Uit wat onder 4.1 tot en met 4.3 is overwogen volgt dat het bestreden besluit niet gebaseerd is op een deugdelijk medische grondslag. Dit besluit is dan ook strijdig met artikel 7:12, eerste lid, van de Awb. Er bestaat aanleiding om met toepassing artikel 8:51d van de Awb het Uwv op te dragen het gebrek in het bestreden besluit te herstellen, in die zin dat het Uwv de voor appellante geldende FML aanpast en daarin de door de orthopedisch chirurg aangenomen beperkingen overneemt naast de beperkingen die al door het Uwv zijn aangenomen.

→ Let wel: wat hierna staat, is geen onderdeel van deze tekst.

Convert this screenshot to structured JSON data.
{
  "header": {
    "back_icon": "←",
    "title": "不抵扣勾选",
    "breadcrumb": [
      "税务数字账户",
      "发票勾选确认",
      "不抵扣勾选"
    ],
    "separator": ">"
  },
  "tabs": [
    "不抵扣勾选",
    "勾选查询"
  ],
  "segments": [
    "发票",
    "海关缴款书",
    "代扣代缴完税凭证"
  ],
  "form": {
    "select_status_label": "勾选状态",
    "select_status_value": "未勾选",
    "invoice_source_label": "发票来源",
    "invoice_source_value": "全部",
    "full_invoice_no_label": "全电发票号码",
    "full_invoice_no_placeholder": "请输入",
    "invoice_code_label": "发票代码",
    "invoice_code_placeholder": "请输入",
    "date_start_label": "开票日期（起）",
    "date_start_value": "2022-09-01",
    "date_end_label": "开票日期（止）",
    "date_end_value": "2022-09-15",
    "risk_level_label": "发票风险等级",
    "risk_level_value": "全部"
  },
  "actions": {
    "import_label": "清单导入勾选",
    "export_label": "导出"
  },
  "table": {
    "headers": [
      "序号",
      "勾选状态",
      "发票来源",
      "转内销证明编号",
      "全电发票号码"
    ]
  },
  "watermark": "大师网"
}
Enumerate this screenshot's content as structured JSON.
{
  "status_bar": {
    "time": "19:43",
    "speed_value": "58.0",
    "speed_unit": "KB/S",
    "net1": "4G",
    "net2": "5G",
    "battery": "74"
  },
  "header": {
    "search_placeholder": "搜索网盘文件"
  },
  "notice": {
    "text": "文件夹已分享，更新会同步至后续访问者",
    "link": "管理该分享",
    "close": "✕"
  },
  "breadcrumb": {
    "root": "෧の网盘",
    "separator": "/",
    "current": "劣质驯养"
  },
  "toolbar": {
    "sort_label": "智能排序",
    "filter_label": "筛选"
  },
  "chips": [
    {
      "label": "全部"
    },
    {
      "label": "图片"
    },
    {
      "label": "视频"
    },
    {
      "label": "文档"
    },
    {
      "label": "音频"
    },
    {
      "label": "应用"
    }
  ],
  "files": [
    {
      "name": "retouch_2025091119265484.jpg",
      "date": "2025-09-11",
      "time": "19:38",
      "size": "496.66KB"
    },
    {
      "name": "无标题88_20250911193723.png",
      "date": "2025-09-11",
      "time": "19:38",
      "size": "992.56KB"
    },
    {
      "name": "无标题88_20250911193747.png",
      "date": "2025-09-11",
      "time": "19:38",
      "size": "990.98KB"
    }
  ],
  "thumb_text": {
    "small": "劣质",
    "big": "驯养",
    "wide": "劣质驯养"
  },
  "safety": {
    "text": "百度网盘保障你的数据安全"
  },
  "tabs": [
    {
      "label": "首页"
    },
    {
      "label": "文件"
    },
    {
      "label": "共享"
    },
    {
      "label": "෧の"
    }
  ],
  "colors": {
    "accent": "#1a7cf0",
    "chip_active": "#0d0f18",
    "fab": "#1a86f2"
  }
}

Dit houdt in dat het Uwv in de FML opneemt dat appellante sterk beperkt is voor reiken, matig beperkt is voor tillen, duwen en trekken, en dragen en beperkt is voor het maken van repetitieve bewegingen. Het Uwv moet vervolgens bezien of arbeidskundig onderzoek aanleiding geeft tot het nemen van een nieuwe beslissing op bezwaar.

BESLISSING

De Centrale Raad van Beroep draagt het Uwv op om binnen acht weken na verzending van deze tussenuitspraak het gebrek in het besluit te herstellen met inachtneming van wat de Raad heeft overwogen.
Deze uitspraak is gedaan door J.P.M. Zeijen, in tegenwoordigheid van N. Veenstra als griffier. De beslissing is uitgesproken in het openbaar op 10 november 2017.